A Simple Regression Problem

This article is part of a model new assortment that features points with reply, that may help you hone your machine finding out and pattern recognition experience. Try to resolve this draw back by your self first, sooner than wanting on the reply. Today’s draw back moreover has an intriguing mathematical enchantment and reply: this allows you to confirm in case your reply found using machine finding out strategies, is suitable or not. The diploma is for newcomers. 

The draw back is as follows. Let X1, X2, X3 and so forth be a sequence recursively outlined by Xn+1 = Stdev(X1, …, Xn). Here X1, the preliminary state of affairs, is a optimistic precise amount or random variable. Thus,

It is clear that Xn = An X1, the place An is a amount that does not depend upon X1. So we’re capable of assume, with out lack of generality, that X1 = 1. For event, A1 = 1 and A2 = 0. The goal proper right here is to test the conduct of An (for large n) using straightforward model turning into strategies. I plotted the first few values of An, underneath. In the decide underneath, the X-axis represents n, and the Y-axis represents An. The question is: the way in which to approximate An as a straightforward function of n? Of course, a linear regression is not going to work. What a few polynomial regression?

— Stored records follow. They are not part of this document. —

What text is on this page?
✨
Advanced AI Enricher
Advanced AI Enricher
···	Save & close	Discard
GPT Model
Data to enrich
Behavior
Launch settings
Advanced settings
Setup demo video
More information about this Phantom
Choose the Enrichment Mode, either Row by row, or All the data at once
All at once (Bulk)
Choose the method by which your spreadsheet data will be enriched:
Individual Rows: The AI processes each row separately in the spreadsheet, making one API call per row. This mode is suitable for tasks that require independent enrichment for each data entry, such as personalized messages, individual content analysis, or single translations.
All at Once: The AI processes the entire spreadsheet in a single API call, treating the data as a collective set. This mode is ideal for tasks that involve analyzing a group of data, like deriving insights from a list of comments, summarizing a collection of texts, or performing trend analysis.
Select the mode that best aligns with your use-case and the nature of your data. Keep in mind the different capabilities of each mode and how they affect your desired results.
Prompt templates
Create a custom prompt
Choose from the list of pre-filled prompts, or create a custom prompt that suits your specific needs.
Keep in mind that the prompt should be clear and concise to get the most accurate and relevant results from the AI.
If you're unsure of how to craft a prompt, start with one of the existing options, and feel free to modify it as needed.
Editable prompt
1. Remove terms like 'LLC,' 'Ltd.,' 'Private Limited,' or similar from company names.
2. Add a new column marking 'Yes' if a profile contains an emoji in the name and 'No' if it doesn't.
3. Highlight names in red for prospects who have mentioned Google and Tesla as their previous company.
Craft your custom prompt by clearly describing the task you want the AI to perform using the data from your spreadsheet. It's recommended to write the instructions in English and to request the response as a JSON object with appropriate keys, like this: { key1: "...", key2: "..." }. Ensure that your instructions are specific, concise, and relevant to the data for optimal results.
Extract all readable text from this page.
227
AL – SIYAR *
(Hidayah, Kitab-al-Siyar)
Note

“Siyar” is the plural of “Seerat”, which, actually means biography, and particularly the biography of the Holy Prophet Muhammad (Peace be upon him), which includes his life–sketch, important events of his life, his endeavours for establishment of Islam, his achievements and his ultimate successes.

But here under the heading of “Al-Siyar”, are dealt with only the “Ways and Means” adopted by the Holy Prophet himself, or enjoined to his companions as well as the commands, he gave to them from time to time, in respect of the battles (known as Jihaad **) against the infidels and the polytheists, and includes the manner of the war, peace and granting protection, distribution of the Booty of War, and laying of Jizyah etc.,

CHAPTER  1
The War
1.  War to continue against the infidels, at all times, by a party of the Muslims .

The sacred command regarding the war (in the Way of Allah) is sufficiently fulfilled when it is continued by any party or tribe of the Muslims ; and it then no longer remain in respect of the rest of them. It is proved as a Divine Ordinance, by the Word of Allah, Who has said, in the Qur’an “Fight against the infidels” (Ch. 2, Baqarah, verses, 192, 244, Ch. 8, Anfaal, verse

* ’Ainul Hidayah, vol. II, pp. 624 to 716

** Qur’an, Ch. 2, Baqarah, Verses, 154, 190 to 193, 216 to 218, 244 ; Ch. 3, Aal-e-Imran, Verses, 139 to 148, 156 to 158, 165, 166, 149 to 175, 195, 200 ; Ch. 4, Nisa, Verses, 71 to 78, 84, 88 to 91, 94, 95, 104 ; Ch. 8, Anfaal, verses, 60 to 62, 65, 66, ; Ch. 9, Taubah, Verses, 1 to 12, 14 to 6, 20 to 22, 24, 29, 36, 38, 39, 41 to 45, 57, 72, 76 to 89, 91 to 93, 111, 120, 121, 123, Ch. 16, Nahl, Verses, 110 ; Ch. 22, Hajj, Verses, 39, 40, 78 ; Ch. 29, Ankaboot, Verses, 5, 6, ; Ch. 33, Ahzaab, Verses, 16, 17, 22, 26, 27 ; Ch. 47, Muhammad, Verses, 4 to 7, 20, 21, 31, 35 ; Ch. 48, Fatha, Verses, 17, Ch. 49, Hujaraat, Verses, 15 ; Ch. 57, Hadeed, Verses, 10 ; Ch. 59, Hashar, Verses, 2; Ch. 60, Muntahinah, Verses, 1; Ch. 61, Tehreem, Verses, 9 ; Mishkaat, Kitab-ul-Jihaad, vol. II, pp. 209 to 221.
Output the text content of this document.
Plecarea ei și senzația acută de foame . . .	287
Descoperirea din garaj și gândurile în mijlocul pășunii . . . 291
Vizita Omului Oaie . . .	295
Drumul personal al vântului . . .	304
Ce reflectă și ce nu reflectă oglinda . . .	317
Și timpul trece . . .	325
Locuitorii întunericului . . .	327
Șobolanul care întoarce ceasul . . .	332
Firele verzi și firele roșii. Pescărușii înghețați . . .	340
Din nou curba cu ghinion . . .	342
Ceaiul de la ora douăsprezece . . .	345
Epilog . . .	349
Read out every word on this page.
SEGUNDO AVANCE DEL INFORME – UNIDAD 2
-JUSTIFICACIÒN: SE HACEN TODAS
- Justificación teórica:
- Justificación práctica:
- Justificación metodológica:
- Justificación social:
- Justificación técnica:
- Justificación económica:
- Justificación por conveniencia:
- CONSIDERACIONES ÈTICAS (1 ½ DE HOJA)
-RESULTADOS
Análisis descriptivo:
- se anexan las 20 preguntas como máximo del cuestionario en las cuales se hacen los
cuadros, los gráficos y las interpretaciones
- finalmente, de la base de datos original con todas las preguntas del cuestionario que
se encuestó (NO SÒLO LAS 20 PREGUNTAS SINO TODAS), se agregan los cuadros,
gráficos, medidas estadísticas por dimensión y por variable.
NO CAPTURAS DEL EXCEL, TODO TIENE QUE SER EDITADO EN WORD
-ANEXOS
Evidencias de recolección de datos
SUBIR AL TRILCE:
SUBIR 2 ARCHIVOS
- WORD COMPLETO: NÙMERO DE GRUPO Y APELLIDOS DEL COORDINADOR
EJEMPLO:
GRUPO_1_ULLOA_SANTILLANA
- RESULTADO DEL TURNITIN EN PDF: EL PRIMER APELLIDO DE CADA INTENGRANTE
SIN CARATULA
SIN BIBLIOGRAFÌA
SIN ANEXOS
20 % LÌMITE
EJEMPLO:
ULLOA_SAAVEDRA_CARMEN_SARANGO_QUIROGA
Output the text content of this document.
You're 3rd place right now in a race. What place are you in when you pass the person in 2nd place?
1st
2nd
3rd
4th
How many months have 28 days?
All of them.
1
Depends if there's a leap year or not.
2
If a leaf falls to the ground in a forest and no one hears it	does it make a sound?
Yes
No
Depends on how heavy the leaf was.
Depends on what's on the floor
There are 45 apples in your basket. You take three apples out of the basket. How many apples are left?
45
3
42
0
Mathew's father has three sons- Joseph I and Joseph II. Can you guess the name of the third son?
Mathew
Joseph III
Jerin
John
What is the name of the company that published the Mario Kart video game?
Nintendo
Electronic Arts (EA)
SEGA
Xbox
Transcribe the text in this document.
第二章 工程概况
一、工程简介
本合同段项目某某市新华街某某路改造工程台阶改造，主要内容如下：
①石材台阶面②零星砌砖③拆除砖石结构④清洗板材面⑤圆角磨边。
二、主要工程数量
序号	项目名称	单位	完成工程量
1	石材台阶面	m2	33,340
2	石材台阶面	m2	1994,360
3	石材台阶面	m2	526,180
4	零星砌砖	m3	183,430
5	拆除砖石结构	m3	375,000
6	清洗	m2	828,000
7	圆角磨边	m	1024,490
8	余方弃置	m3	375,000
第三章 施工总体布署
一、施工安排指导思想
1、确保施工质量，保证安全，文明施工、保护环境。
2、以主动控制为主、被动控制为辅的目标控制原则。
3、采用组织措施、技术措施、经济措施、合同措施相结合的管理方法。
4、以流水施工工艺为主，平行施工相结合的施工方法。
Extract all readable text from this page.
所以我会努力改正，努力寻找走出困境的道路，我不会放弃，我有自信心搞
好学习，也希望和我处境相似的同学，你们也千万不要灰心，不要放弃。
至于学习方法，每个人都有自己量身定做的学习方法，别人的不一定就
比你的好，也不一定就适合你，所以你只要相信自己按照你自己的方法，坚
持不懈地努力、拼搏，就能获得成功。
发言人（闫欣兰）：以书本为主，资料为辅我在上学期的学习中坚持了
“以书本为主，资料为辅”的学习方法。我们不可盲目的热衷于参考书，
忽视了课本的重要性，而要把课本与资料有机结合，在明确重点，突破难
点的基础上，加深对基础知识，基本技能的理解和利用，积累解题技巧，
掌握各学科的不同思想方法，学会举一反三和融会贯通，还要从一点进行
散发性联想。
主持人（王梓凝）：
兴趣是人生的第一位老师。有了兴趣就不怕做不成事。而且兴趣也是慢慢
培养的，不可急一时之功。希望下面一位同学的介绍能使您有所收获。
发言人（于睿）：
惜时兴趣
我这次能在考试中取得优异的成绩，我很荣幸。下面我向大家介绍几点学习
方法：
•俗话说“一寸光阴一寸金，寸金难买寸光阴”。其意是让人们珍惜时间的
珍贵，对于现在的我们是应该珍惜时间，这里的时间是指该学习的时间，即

The first 600 values of An may be discovered proper right here, as a textual content material file.

Solution

A instrument as main as Excel is good ample to go looking out the reply. However, whenever you use Excel, the built-in function Stdev has a correcting situation that should be taken care of. But you might merely use the values of An obtainable in my textual content material file talked about above, to stay away from this draw back.

If you utilize Excel, you might try diversified sorts of sample traces to approximate the blue curve, and even compute the regression coefficients and the R-squared for each examined model. You will uncover in a short while that the power sample line is among the greatest model by far, that is, An could also be very successfully approximated (for large values of n) by An = b n^c. Here n^c stands for n at power c; moreover, b and c are the regression coefficients. In completely different phrases, log An = log b + c log n (roughly). 

What could also be very attention-grabbing, is that using some arithmetic, you might actually compute the exact price of c. Indeed, c is reply of the equation c^2 = (2c + 1) (c + 1)^2, see proper right here. This is a polynomial equation of diploma 3, so the exact price of c could also be computed. The approximation is c = -0.3522011. It is nonetheless very arduous to get the exact price of b

It would attention-grabbing to plot the residual error for each estimated price of An, and see if it reveals some pattern. This would possibly end in a better approximation: An = b n^c (1 + n), with three parameters: b, c (unchanged) and d.

To acquire a weekly digest of our new articles, subscribe to our publication, proper right here.

About the author:  Vincent Granville is a data science pioneer, mathematician, e-book author (Wiley), patent proprietor, former post-doc at Cambridge University, former VC-funded authorities, with 20+ years of firm experience along with CNET, NBC, Visa, Wells Fargo, Microsoft, eBay. Vincent may also be self-publisher at DataShaping.com, and based mostly and co-founded just some start-ups, along with one with a worthwhile exit (Data Science Central acquired by Tech Target). He simply recently opened Paris Restaurant, in Anacortes. You can entry Vincent’s articles and books, proper right here.